Ce sont ses contraintes et limites, qui poserons la question de déterminer qu’elles sont les motivations profondes du directeur artistique, comment trouve-t-il sa place entre son métier et ses ambitions personnelles, et si cela fait de lui ou non un artiste légitime.

L’artiste développe sa carrière entre les intérêts du réseau et sa vocation. Il y construit son capital relationnel, tisse des affinités électives qui lui permettent d’étendre son champ d’action et d’aller vers un art total, pluridisciplinaire. Il s’adapte également aux transformations survenues dans son domaine comme dans la société – mutations technologiques, sociales, économiques, ou même juridiques. Il se positionne entre ses modifications et son désir d’autonomie en inventant une forme pour y répondre. Créateurs de langages, d’images et d’imaginaires, porteur de sensibilité et d’émotions, il se veut volontiers provocateur, rompant ou détournant les usages et représentation existants pour proposer de nouvelles visions du présent et du futur. Il refuse la position marginalisée qui lui était proposée et le registre du décoratif. Mais il faut néanmoins faire attention à ne pas confondre création et créativité, dans un monde où le travail artistique perd sa spécificité au profit de logiques purement économiques.

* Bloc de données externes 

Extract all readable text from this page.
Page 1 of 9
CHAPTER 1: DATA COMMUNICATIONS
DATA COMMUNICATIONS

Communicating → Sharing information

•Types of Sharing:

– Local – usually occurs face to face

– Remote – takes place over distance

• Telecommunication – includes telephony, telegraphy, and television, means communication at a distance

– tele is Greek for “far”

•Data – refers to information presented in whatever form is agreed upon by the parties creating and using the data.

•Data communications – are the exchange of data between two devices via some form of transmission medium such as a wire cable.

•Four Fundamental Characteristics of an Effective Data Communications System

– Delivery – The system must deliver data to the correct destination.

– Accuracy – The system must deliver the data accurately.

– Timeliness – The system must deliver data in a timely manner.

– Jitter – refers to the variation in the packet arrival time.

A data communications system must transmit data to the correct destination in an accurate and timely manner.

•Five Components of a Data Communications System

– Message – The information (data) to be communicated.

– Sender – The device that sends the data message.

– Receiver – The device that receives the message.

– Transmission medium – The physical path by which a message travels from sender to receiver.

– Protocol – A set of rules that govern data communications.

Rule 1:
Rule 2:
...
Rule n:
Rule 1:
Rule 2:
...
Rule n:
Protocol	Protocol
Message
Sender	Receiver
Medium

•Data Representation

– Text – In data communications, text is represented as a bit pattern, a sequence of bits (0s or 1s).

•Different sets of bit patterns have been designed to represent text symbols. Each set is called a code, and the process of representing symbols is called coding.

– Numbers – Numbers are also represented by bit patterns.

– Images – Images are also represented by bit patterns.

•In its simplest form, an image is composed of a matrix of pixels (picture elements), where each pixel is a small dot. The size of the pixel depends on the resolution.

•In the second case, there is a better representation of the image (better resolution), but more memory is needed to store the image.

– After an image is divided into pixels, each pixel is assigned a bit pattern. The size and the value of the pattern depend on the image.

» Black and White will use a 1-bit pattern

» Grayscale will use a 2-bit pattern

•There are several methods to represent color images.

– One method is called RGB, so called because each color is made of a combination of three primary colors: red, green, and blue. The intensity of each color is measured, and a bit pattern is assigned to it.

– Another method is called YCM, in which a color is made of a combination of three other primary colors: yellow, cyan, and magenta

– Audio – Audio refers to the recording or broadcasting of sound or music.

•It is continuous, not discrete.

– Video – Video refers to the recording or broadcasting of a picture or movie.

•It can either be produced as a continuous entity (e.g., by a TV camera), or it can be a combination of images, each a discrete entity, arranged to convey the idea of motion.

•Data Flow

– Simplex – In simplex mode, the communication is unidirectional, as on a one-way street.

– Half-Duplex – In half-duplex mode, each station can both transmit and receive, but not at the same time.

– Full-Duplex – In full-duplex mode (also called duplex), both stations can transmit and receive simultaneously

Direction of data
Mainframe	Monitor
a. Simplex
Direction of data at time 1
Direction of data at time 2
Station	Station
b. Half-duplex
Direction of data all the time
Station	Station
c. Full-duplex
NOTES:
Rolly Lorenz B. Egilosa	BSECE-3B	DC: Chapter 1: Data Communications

Pour Jean-Jacques Picart, célèbre attaché de presse, la mode et l’art partagent certains points communs : l’artiste et le créateur sont dotés d’une sensibilité exacerbée, ils posent un regard particulier sur le monde et y projettent leur propre vision en ayant à cœur de susciter de l’émotion à travers leurs créations. Ils content tous deux leur époque, rêves et angoisses, dans des récits imprégnés de leur personnalité. A la seule différence que le travail du designer doit être désiré, acheté et porté sous la période pour laquelle il a été conçu. Alors que l’œuvre d’art elle, peut traverser les époques et connaître un succès tardif. Pas une robe. Notant que pour exister, le créateur de mode dépend d’une clientèle, alors que l’artiste n’a pas besoin de reconnaissance pour exercer. C’est là où se trouve toute la différence entre l’art et la mode. Bien que le marché de l’art représente également une industrie. Les artistes contemporains ne régissent pas d’une autorité hiérarchique ou d’un groupe financier quelconque. Ils sont libres d’agir et de créer sans contraintes.

Conséquence de tous ces bouleversements, de créatifs purs les directeurs artistiques se sont mués peu à peu en hommes orchestre au sens du business acéré, contraints d’avoir une vision de marque à 360 degrés et de manager des équipes. Résultat, lorsque les chiffres ne sont pas, ou plus, au rendez-vous, les Maisons de luxe se montrent intraitables et n’hésitent pas à remercier leur directeur artistique.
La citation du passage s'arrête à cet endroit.